In my dreams, I do wish I could find a community that is, well, not judgemental. I have found a group - a depression support group - that somehow has this astonishing ability to just accept one another as we are . It is a great relief - though it is not necessarily a social group (we do have socials but people are quite poorly sometimes and can't get the social side sparked up...). What it does, being in a community that just accepts , is that it makes one less self-conscious (self-critical), and therefore who we are can come out with no fanfare; it isn't a deal. It's great, actually.
where are they today??
I find that I am gravitating much more towards people like this ie people who have suffered enough a bit that they don't cast the first stone iyswim. They know that people need to give them some slack, be not so quick to make a judgement, or a bar that is set at a particular place that must be jumped or watch out!; so they give others slack. I find that I am currently unable to take the 'normal' (normal! what's fucking normal when it's at home??) rough and tumble of 'normal' social interaction.

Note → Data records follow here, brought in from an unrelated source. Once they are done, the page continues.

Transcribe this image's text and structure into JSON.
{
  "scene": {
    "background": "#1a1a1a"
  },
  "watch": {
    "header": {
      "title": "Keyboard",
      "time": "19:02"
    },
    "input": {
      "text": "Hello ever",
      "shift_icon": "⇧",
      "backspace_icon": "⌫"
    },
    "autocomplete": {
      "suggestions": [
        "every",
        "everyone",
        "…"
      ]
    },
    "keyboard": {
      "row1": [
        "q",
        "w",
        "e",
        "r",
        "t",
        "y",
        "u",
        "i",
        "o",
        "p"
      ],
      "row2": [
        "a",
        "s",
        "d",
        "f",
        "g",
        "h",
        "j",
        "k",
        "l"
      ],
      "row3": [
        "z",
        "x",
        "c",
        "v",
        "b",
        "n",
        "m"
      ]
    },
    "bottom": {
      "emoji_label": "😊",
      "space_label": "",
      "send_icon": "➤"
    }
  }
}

Here's the thing: (if I may just ramble on this Bad Day): there is such a fear/risk to intimacy and it could be that, as intimacy looms, we panic. Rabbit/headlights. I know that I have, parituclarly in primary years, been judged and 'categorised' to a relentless degree. I recently became, briefly, quite deeply involved with some people who, when I met them, immediately gave me a critique of what they thought of me. It was not welcome and I found it alarming! They were quite complementary but it just seemed bizarre to me. I don't meet people and think 'hmm you're blah and blah and blah' - it doesn't occur to me. It's judging really: ah yes, you belong in that box. (ridiculous! I may be in one box one day but in an entirely different box another. Human beings are complex, no? varied!).
I find all the categorising a bit erm claustrophobic if I'm honest fuck off with your judgements and your categorising. But maybe that's just me - and maybe that's just me at the moment . Things are not good for me right now - as they very probably aren't for you BikeSheds re bereavement (knocks the stuffing out of you) - and that can magnify things re underlying anxieties - particularly social anxieties - can take on giant, distorted , proportions.
You've managed to establish a close relationship with one person - hats off to you, it's no mean feat! - so you're not entirely incapable of intimacy. You can make a relationship work. Social relationships are far harder to pin down though - you can sulk with your partner but you can't (necessarily) sulk with a friend...
btw do stop apologising for your thread. You're obviously feeling very ashamed of what you perceive as appalling social failure and think it's going to be bringing everybody down. You talk as if loneliness isn't the scourge of the modern age and huge swathes of people groan under it! Any number of people will read your OP and recognise it. It's the top taboo subject these days, which hardly helps eh?